Wie sein Konkurrent E.ON leidet auch der Stromversorger RWE unter den Folgen der sogenannten Energiewende. Für das Geschäftsjahr 2015 musste der Konzern am Mittwoch ein Minus von 200 Millionen Euro bekanntgeben. Auch die Prognose für 2016 fiel negativ aus. Als Konsequenz wurde die Dividende fast vollständig gestrichen. Lediglich die Inhaber der 39 Millionen Vorzugsaktien erhalten 13 Cent je Anteilsschein. Die Inhaber der 575,5 Millionen Stammaktien aber gehen leer aus. Das trifft auch viele nordrhein-westfälische Städte und Gemeinden, denn rund ein Viertel der RWE-Anteile wird von den Kommunen gehalten.

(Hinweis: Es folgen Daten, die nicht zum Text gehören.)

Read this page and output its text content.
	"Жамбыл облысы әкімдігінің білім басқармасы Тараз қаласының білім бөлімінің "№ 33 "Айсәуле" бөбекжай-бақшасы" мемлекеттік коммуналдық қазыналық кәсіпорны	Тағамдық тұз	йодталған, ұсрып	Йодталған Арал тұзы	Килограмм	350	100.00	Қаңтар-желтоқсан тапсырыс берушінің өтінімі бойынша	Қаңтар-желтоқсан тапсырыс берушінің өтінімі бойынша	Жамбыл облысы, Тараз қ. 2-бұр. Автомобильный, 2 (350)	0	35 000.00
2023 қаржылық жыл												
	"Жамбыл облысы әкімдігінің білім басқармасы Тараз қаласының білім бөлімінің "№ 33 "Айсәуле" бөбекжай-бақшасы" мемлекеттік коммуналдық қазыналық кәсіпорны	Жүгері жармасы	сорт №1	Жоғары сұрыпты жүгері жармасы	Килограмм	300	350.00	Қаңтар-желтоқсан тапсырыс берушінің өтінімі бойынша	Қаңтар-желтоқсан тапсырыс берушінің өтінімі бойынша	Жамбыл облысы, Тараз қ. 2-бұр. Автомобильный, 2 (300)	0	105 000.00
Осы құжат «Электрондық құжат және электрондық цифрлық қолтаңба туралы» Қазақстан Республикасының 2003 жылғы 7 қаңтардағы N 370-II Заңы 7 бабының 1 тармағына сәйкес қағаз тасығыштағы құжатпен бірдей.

Besonders betroffen sind Städte wie Essen oder Bochum. „Das übertrifft meine schlimmsten Albträume“, sagte Essens Kämmerer Lars-Martin Klieve. Im Vorjahr hatte die Stadt noch 18,3 Millionen Euro Dividende von RWE eingenommen. Bochums Kämmerer Manfred Busch äußerte sich ähnlich: „Der Vorschlag des RWE-Vorstands, für das Geschäftsjahr 2015 keine Dividende auszuschütten, ist ein Schlag ins Kontor der Kommunen und trifft alle beteiligten Kommunen schwer. Für die Stadt Bochum würde dies eine Belastung von vier Millionen Euro bedeuten. Die Nachricht ist mehr als enttäuschend angesichts der Versprechungen des Vorstands, mit der Gründung einer neuen Tochtergesellschaft könnte sich RWE für die Zukunft neu aufstellen.“ Bochum besitzt aktuell rund 6,6 Millionen Aktien. Davon hält die Stadt 9.489 Aktien direkt und 6.648 Millionen Aktien indirekt bei einer städtischen Gesellschaft.

War „Zocken“ wichtiger als Schuldenfreiheit?

Nur ist gerade Bochum ein Beispiel dafür, wie die aktuellen Verwerfungen der Kommunen durch Spekulationen am Finanzmarkt selber herbeigeführt wurden. 2005 wurde Düsseldorf durch den Verkauf seiner RWE-Aktien schuldenfrei. Im Ruhrgebiet aber fand das keine Nachahmer. 2007, als die RWE-Aktie zumeist um 80 Euro kostete und zum Jahresende bis 97 Euro anstieg, sprach sich die Bochumer CDU für deren Verkauf aus. Der damalige Landtagsabgeordnete Thomas Eiskirch (SPD) aber wollte das nicht: „Es ist mir völlig unverständlich, wie man so über einen Verkauf von Anteilen von RWE nachdenken kann. Dies zeigt ein völlig falsches Verständnis von nachhaltiger Wirtschafts- und Energiepolitik bei der Bochumer CDU und macht obendrein deutlich, dass die Erfordernisse zukunftsfester Kommunalpolitik bei der Bochumer CDU offenbar schlichtweg nicht verstanden worden sind.“ Heute ist Eiskirch Oberbürgermeister in Bochum.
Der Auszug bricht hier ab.